“Stocks finished modestly lower across the board on the first trading day of the month, weighed by a weaker-than-expected manufacturing report and despite new details of a counter-offer from House Republicans to avert the "fiscal cliff."
The Dow Jones Industrial Average finished below the psychologically-important 13,000 level, led by DuPont and General Electric, while Cisco gained.
The S&P 500 and the Nasdaq also closed in the red. The CBOE Volatility Index (VIX), widely considered the best gauge of fear in the market, ended above 16.
Most key S&P sectors closed in the red, led by materials and industrials.Telecoms eked out a small gain.
In a letter to President Obama, House Speaker John Boehner and six other House Republican leaders called for $800 billion in revenues through tax reforms and $600 billion in health savings among other offers.

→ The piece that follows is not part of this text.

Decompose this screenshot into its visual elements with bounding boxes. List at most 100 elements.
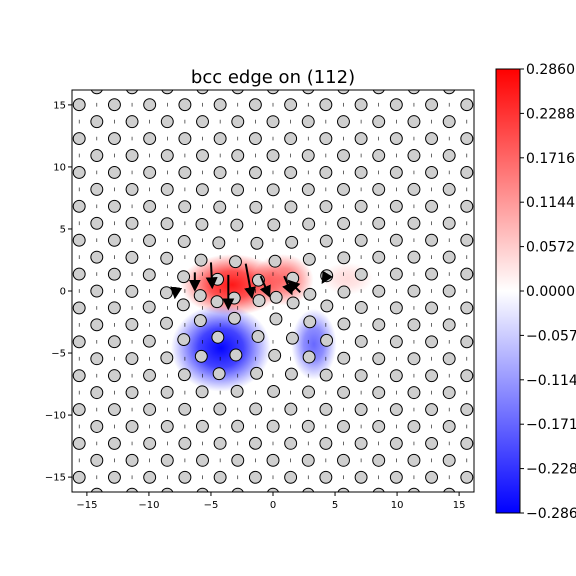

Net savings under the counter-offer would total $2.2 trillion. Last week's offer from the White House was soundly rejected by both House and Senate Republicans.
Stocks have been choppy in the recent weeks as investors reacted to a chain of mixed remarks from lawmakers in Washington on the progress of the fiscal cliff talks.
On the economic front, U.S. manufacturing unexpectedly contracted to 49.5 in November, according to the Institute for Supply Management, dropping to the lowest level in nearly three years. Economists polled by Reuters had expected a reading of 51.3. A reading below 50 indicates a contraction in the sector.
Meanwhile, construction spending climbed 1.4 percent to an annual rate of $872.1 billion in October, according to the Commerce Department, thanks to stronger spending on homes. Analysts polled by Reuters had expected a 0.5 percent gain.
In Europe, Greece announced debt-buyback plans through a Dutch auction in an effort to lower its ballooning debt. The bond repurchase is key to the efforts of its foreign lenders to put Greece's debt back on sustainable footing, and will help the debt-ridden country receive funding to avoid bankruptcy.
China manufacturing data from HSBC rose to 50.5 in November from 49.5 in October, the first time that it has grown since October 2011.
On Sunday night, News Corp announced the departure of Tom Mockridge, head of its UK newspapers, widely believed to signal that he had lost out in the race to lead the company's publishing division after it is split next year to Murdoch lieutenant Robert Thomson.
Dell jumped after Goldman Sachs upgraded the company to "buy" from "sell."
Verizon also benefited from an upgrade, with the Dow component up more than 1 percent on a move from "neutral" to "buy" at Nomura, which said the telecom's "superior execution will continue to drive higher profitably." Nomura also boosted Verizon's price target from $49 to $50.
Meanwhile, Research In Motion slipped after Canaccord cut its rating on the BlackBerry maker to "cut" from "hold."
Merck rose after the pharmaceutical company started a mid-stage study of a drug to treat Alzheimer's disease.
Ford gained after the U.S. automaker announced that its November auto sales gained 6.5 percent, topping expectations. Meanwhile, General Motors edged lower after the company posted sales that fell short of estimates.
HCA Holdings, Dish Network and Cato became the latest companies to declare special dividends ahead of the year-end.
Among earnings, PepBoys is scheduled to post results after the closing bell.”